Le blocage du détroit d'Ormuz a provoqué depuis début mars un bond de près de 50% du cours du baril de Brent de la mer du Nord, référence mondiale, qui se dirige ainsi vers la plus forte hausse mensuelle de son histoire, selon les données de Bloomberg remontant à 1988.

Le cours du WTI, référence américaine du brut, a lui clôturé au-dessus de la barre symbolique des 100 dollars mardi soir, pour la deuxième séance d'affilée, et pourrait connaître sa plus forte hausse mensuelle depuis 2020. On assiste à un « mini choc pétrolier », explique l'économiste Sylvain Bersinger du cabinet Bersingéco.

Avec cette flambée de l'énergie plane le spectre de la stagflation, une situation inconfortable combinant une faible croissance et une forte inflation, qui empêche les banques centrales de baisser leurs taux pour soutenir l'activité.

Les Bourses dans le rouge

Qui dit crise dit recul des marchés boursiers. En Europe, les indices, qui évoluaient à des sommets avant la guerre, ont connu de fortes baisses mensuelles. Le CAC 40 à Paris a perdu 8,90%, son plus fort recul depuis mars 2020, pendant la pandémie de Covid.

Le Stoxx Europe 600, qui regroupe les plus grosses capitalisations du continent, et le DAX de Francfort, ont eux passé leur pire mois depuis juin 2022. En Asie, Tokyo a perdu 13,23% sur l'ensemble de mars, et Séoul 19,08%. Même à Wall Street, les indices ont nettement reculé: le S&P 500, le Dow Jones et le Nasdaq se dirigent vers des baisses autour de 5%.

Le dollar se renforce

Le dollar a fait son retour en grâce comme valeur refuge. Boudé depuis plusieurs mois en raison de la politique de Donald Trump, il gagnait environ 2,20% par rapport à l'euro sur l'ensemble du mois de mars.

La devise a bénéficié de son rôle de monnaie internationale dans le marché du pétrole, et du fait que les « Etats-Unis sont davantage indépendants en matière énergétique », explique à l'AFP Vincent Juvyns, analyste pour ING. Certains investisseurs « ont vendu tout ce qu'ils avaient pour rapatrier leur argent aux Etats-Unis », relève Eric Bleines, directeur général adjoint de Swiss Life Gestion privée.

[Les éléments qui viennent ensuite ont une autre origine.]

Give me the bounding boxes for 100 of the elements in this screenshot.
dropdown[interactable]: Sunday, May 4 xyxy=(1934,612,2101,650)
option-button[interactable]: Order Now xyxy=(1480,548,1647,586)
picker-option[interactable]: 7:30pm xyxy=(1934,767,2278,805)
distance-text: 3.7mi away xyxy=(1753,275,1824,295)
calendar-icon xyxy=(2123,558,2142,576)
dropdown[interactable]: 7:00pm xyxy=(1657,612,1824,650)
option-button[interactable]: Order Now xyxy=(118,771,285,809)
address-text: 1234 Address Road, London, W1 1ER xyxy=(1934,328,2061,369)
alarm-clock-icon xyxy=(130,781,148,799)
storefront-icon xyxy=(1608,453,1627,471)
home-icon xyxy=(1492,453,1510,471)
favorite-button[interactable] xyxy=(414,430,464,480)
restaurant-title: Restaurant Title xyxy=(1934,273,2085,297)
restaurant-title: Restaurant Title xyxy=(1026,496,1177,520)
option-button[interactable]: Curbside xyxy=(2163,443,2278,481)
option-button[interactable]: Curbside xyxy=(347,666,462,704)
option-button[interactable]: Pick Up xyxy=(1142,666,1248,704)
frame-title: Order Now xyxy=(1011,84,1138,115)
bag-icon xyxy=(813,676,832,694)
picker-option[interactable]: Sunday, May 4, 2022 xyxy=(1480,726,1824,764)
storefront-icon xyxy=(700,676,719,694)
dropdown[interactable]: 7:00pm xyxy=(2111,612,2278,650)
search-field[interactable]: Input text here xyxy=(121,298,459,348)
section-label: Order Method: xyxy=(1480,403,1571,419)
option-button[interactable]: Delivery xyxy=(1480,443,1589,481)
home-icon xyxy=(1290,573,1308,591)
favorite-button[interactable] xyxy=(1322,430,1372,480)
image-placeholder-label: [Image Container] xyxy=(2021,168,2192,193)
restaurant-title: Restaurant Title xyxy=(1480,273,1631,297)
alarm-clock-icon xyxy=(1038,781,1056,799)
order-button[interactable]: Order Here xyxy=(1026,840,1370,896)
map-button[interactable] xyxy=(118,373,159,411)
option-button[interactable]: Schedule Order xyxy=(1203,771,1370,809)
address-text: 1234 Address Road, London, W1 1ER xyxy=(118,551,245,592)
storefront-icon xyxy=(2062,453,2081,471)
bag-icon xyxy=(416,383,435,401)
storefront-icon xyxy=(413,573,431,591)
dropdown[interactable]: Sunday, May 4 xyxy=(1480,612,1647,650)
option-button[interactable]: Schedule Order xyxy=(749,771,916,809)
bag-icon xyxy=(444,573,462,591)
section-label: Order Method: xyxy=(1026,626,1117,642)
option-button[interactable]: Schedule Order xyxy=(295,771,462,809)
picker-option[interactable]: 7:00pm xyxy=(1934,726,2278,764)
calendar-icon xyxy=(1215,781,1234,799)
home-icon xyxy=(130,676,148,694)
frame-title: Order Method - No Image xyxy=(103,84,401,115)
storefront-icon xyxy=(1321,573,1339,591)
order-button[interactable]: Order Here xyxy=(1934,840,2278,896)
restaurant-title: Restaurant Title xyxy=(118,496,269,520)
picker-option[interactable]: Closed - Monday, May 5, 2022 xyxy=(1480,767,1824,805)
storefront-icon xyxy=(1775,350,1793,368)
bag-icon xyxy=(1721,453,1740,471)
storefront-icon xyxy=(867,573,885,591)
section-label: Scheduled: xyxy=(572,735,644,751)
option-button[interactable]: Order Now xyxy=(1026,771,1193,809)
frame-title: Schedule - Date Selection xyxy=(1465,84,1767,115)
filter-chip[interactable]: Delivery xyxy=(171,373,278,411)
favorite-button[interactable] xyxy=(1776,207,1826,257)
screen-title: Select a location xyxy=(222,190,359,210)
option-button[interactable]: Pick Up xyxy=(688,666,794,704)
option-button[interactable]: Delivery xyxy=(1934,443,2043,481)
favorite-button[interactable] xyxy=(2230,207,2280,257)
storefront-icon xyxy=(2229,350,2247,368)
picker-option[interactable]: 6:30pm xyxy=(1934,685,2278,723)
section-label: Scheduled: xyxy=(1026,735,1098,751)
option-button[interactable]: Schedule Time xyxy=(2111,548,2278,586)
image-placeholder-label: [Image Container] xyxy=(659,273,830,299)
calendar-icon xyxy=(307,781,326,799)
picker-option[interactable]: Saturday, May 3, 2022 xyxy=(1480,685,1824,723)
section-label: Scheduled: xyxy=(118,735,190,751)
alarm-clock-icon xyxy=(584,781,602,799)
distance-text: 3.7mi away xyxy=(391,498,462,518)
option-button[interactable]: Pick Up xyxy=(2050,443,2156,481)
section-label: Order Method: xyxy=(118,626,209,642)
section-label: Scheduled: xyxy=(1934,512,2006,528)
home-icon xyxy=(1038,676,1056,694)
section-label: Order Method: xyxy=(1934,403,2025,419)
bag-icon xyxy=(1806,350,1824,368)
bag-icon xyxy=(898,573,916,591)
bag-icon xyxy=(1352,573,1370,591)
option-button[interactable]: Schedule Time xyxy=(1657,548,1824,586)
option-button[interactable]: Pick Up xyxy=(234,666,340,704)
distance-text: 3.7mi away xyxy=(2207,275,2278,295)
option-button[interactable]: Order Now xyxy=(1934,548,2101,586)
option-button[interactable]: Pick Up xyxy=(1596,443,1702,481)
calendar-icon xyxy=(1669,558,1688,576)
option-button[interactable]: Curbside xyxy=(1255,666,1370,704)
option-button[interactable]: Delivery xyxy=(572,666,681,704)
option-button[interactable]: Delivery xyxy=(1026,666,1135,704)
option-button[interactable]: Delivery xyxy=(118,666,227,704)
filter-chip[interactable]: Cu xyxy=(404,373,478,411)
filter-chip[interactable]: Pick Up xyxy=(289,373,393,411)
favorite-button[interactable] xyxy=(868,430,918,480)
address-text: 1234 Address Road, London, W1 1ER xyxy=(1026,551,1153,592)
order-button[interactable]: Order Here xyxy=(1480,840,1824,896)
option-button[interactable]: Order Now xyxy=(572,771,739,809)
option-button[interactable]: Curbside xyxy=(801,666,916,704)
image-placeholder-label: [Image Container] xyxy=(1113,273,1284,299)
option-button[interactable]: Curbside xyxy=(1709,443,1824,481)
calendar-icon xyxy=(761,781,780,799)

Les taux d'intérêt au sommet

Le spectre du retour de l'inflation a aussi fait flamber les taux d'intérêt des dettes souveraines. En zone euro, le taux allemand, référence en Europe, a grimpé à plus de 3%, des sommets plus vus depuis 2011, contre environ 2,70% avant la guerre.

Le taux d'intérêt de la dette française à dix ans a atteint plus de 3,70%, en forte hausse par rapport aux 3,20% d'avant la guerre. Il a même dépassé la semaine dernière des records datant de 2009, ce qui pourrait compliquer une équation budgétaire déjà tendue pour le gouvernement.

Une inflation plus élevée réduit la valeur des sommes versées par un emprunteur à ses créanciers. Ces derniers exigent par conséquent des taux d'intérêt plus élevés pour que leur investissement reste rentable.

Une forte volatilité

Autre caractéristique de la séquence : une forte volatilité sur les marchés, avec des investisseurs changeant d'humeur parfois même au cours d'une séance, au fil des informations, des rumeurs ou d'annonces de Donald Trump.

Les investisseurs ont parfois misé sur les désormais célèbres « Taco » (acronyme anglais pour « Trump se dégonfle toujours »), selon lequel le président américain fait toujours marche arrière quand sa politique menace trop Wall Street. Mais ils ont aussi été souvent déçus, avec la poursuite de la guerre.

« Cela peut aller dans tous les sens, tous les jours », relève Vincent Juvyns. Mais « il faut faire le dos rond. Historiquement, à long terme, les marchés se reprennent toujours après un choc géopolitique ». « Tant qu'aucun progrès significatif ne sera accompli en faveur de la paix, tout rebond risque toutefois de rester fragile », affirme Ipek Ozkardeskaya, analyste pour Swissquote Bank.